I do have a FN, Model 70, Featherweight in 270 Win. I think its the pick of the litter.

If I could only have one rifle it would be a Model 70, I really don't care if its pre, or post 64,
 

Slamfire

New member
I have a number of pre 64's and they are all a mixed bag. Featherweight barrels are not exactly tack drivers. The collector from whom I have purchased most of my pre 64's, he got a factory new pre 64, in the 50's, and had malfunctions.

The primary problems with the original pre 64's was manufacturing. Based on the reading I have done, Winchester wore out its tooling during WW2 and kept on using the same old machines instead of replacing them. Somewhere I have a picture of the Winchester custom shop, it has to be around the 80's, and leather belts are visible in the picture. These leather belts go from shafts in the ceiling down and around pulley's on machine tools on the ground. This is a very old, and unsafe, way to power machine tools. The machines must have dated prior to WW2. FN did a plant tour, and the trip report is in the book "FAL". What the trip report shows is an complex, confusing, process flow.
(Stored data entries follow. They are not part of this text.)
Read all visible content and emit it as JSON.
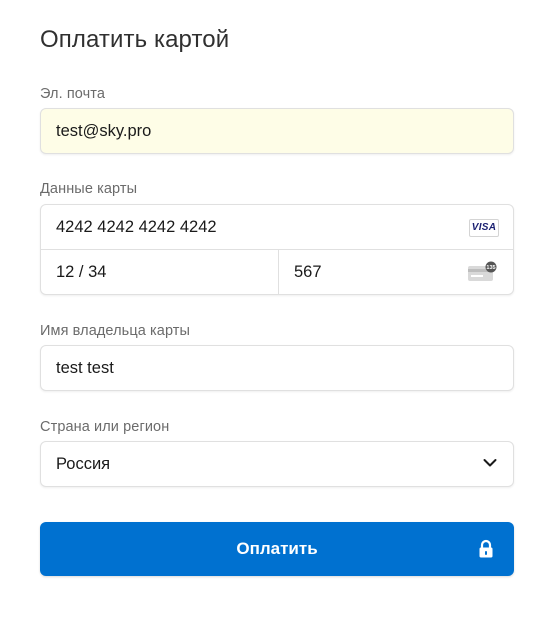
{
  "header": {
    "title": "Оплатить картой"
  },
  "email": {
    "label": "Эл. почта",
    "value": "test@sky.pro"
  },
  "card": {
    "label": "Данные карты",
    "number": "4242 4242 4242 4242",
    "expiry": "12 / 34",
    "cvc": "567",
    "brand": "VISA",
    "cvc_icon_text": "135"
  },
  "cardholder": {
    "label": "Имя владельца карты",
    "value": "test test"
  },
  "country": {
    "label": "Страна или регион",
    "value": "Россия"
  },
  "submit": {
    "label": "Оплатить"
  },
  "colors": {
    "accent": "#0071d0",
    "autofill": "#fefde7",
    "visa": "#1a1f71"
  },
  "icons": {
    "brand": "visa-card-icon",
    "cvc": "cvc-card-icon",
    "select": "chevron-down-icon",
    "submit": "lock-icon"
  }
}
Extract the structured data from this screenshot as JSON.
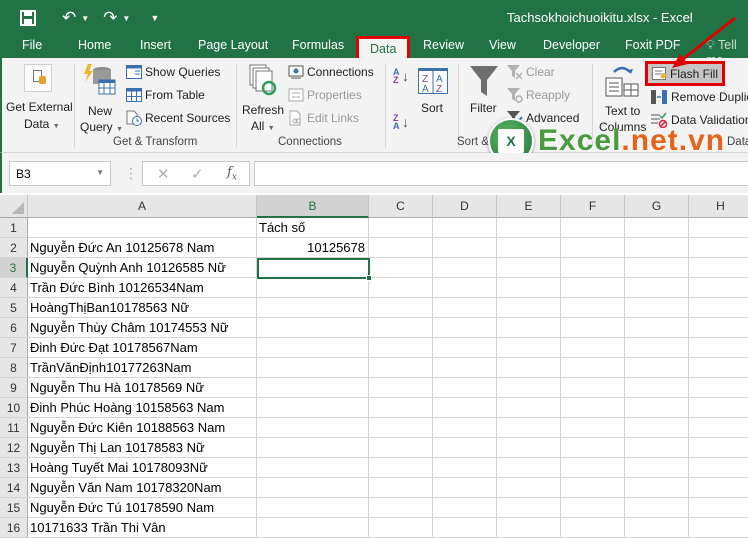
{
  "window": {
    "title": "Tachsokhoichuoikitu.xlsx - Excel"
  },
  "qat": {
    "save": "save-icon",
    "undo": "undo-icon",
    "redo": "redo-icon",
    "customize": "customize-icon"
  },
  "tabs": [
    {
      "label": "File"
    },
    {
      "label": "Home"
    },
    {
      "label": "Insert"
    },
    {
      "label": "Page Layout"
    },
    {
      "label": "Formulas"
    },
    {
      "label": "Data"
    },
    {
      "label": "Review"
    },
    {
      "label": "View"
    },
    {
      "label": "Developer"
    },
    {
      "label": "Foxit PDF"
    },
    {
      "label": "Tell me"
    }
  ],
  "active_tab": "Data",
  "ribbon": {
    "get_external": {
      "line1": "Get External",
      "line2": "Data"
    },
    "new_query": {
      "line1": "New",
      "line2": "Query"
    },
    "show_queries": "Show Queries",
    "from_table": "From Table",
    "recent_sources": "Recent Sources",
    "get_transform_label": "Get & Transform",
    "refresh": {
      "line1": "Refresh",
      "line2": "All"
    },
    "connections": "Connections",
    "properties": "Properties",
    "edit_links": "Edit Links",
    "connections_label": "Connections",
    "sort": "Sort",
    "sort_label": "Sort &",
    "filter": "Filter",
    "clear": "Clear",
    "reapply": "Reapply",
    "advanced": "Advanced",
    "text_to_columns": {
      "line1": "Text to",
      "line2": "Columns"
    },
    "flash_fill": "Flash Fill",
    "remove_duplicates": "Remove Duplic",
    "data_validation": "Data Validation",
    "data_tools_label": "Data"
  },
  "watermark": {
    "part1": "Excel",
    "part2": ".net.vn"
  },
  "formula_bar": {
    "name_box": "B3",
    "formula": ""
  },
  "columns": [
    "A",
    "B",
    "C",
    "D",
    "E",
    "F",
    "G",
    "H"
  ],
  "selected_cell": "B3",
  "rows": [
    {
      "n": "1",
      "a": "",
      "b": "Tách số"
    },
    {
      "n": "2",
      "a": "Nguyễn Đức An 10125678 Nam",
      "b": "10125678"
    },
    {
      "n": "3",
      "a": "Nguyễn Quỳnh Anh 10126585 Nữ",
      "b": ""
    },
    {
      "n": "4",
      "a": "Trần Đức Bình 10126534Nam",
      "b": ""
    },
    {
      "n": "5",
      "a": "HoàngThịBan10178563 Nữ",
      "b": ""
    },
    {
      "n": "6",
      "a": "Nguyễn Thùy Châm 10174553 Nữ",
      "b": ""
    },
    {
      "n": "7",
      "a": "Đinh Đức Đạt 10178567Nam",
      "b": ""
    },
    {
      "n": "8",
      "a": "TrầnVănĐịnh10177263Nam",
      "b": ""
    },
    {
      "n": "9",
      "a": "Nguyễn Thu Hà 10178569 Nữ",
      "b": ""
    },
    {
      "n": "10",
      "a": "Đinh Phúc Hoàng 10158563 Nam",
      "b": ""
    },
    {
      "n": "11",
      "a": "Nguyễn Đức Kiên 10188563 Nam",
      "b": ""
    },
    {
      "n": "12",
      "a": "Nguyễn Thị Lan 10178583 Nữ",
      "b": ""
    },
    {
      "n": "13",
      "a": "Hoàng Tuyết Mai 10178093Nữ",
      "b": ""
    },
    {
      "n": "14",
      "a": "Nguyễn Văn Nam 10178320Nam",
      "b": ""
    },
    {
      "n": "15",
      "a": "Nguyễn Đức Tú 10178590 Nam",
      "b": ""
    },
    {
      "n": "16",
      "a": " 10171633 Trần Thi Vân",
      "b": ""
    }
  ],
  "colors": {
    "excel_green": "#217346",
    "highlight_red": "#e00000",
    "watermark_orange": "#e8621a"
  }
}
Process flows that are illogical and confusing create a lot of bad parts.

I am of the opinion that the pre 64 M70 is a good action. There are features I like, particularly the stiff center section, easy bedding, easy bolt lift, fast firing pin fall. I like the three position safety and really like being able to remove the firing pin from the bolt without special tools. Bolt manipulation on a M70 is slick and smooth. The M70 over ride trigger was the best ever on a hunting rifle, though I prefer the two stage military trigger for safety and function. Over ride triggers don't have enough sear engagement to make me feel safe, but they can be tuned to incredible light releases. Anschutz triggers are over ride triggers and they are incredible target triggers.
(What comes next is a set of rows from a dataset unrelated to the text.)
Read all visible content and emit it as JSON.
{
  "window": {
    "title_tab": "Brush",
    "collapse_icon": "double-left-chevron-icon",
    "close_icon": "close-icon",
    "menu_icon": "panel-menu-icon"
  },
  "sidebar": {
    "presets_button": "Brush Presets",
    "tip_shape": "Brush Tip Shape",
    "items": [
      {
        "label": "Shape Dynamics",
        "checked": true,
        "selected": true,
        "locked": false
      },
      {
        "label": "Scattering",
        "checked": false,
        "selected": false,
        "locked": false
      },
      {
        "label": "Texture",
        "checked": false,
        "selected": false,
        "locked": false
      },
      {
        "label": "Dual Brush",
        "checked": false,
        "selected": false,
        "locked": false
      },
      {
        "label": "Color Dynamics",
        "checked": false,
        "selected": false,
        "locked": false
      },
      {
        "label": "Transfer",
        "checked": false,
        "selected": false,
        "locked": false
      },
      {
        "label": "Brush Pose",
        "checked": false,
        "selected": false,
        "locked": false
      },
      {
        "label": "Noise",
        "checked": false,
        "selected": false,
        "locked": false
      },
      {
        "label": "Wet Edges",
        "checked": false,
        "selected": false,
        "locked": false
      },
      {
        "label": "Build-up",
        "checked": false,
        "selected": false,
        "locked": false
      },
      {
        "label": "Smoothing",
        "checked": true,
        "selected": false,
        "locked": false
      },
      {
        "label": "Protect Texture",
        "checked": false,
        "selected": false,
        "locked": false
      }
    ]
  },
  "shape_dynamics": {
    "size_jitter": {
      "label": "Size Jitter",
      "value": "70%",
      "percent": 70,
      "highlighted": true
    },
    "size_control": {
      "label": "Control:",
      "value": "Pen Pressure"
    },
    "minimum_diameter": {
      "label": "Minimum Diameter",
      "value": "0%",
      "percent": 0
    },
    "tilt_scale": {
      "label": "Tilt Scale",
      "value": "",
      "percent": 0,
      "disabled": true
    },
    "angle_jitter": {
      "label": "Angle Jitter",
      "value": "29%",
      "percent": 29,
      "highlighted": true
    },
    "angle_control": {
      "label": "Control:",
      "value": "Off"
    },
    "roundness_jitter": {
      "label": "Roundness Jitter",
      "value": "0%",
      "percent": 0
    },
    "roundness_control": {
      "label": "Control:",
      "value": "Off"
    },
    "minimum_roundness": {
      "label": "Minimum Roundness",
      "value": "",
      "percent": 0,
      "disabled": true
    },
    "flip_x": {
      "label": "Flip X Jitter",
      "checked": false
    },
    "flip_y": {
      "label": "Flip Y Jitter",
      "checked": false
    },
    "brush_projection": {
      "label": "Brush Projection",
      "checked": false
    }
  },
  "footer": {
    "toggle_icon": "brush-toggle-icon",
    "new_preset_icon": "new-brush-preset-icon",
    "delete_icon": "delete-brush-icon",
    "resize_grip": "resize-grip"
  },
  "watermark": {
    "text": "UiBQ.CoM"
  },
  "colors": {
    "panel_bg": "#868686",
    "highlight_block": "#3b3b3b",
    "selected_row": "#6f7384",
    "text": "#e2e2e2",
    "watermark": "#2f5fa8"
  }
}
The cone breech must have been copied from the M1903 and it is inferior to almost all other breeches in protecting the shooter from gas release. It really is awful. I recommend reading Ottesen's book on Bolt Actions for a comparison of actions, and comparisons of case head protrusion. The cone breech leaves a lot of case head hanging out of the chamber. I am of the opinion that case head protrusion is the better metric to compare when discussing action strength. Actions that provide more case head support are "stronger" than those that provide less, because the case is the weakest link in the system.

I think the M98 Mauser action is the best overall action ever built, but it was even more expensive to make than the M70. I am glad the M70 action is still around, even though the pre 64 is not. I have push feed, controlled round feed, and pre 64's. They all go bang and shoot reliably. They shoot accurately if they have a good barrel and are properly bedded.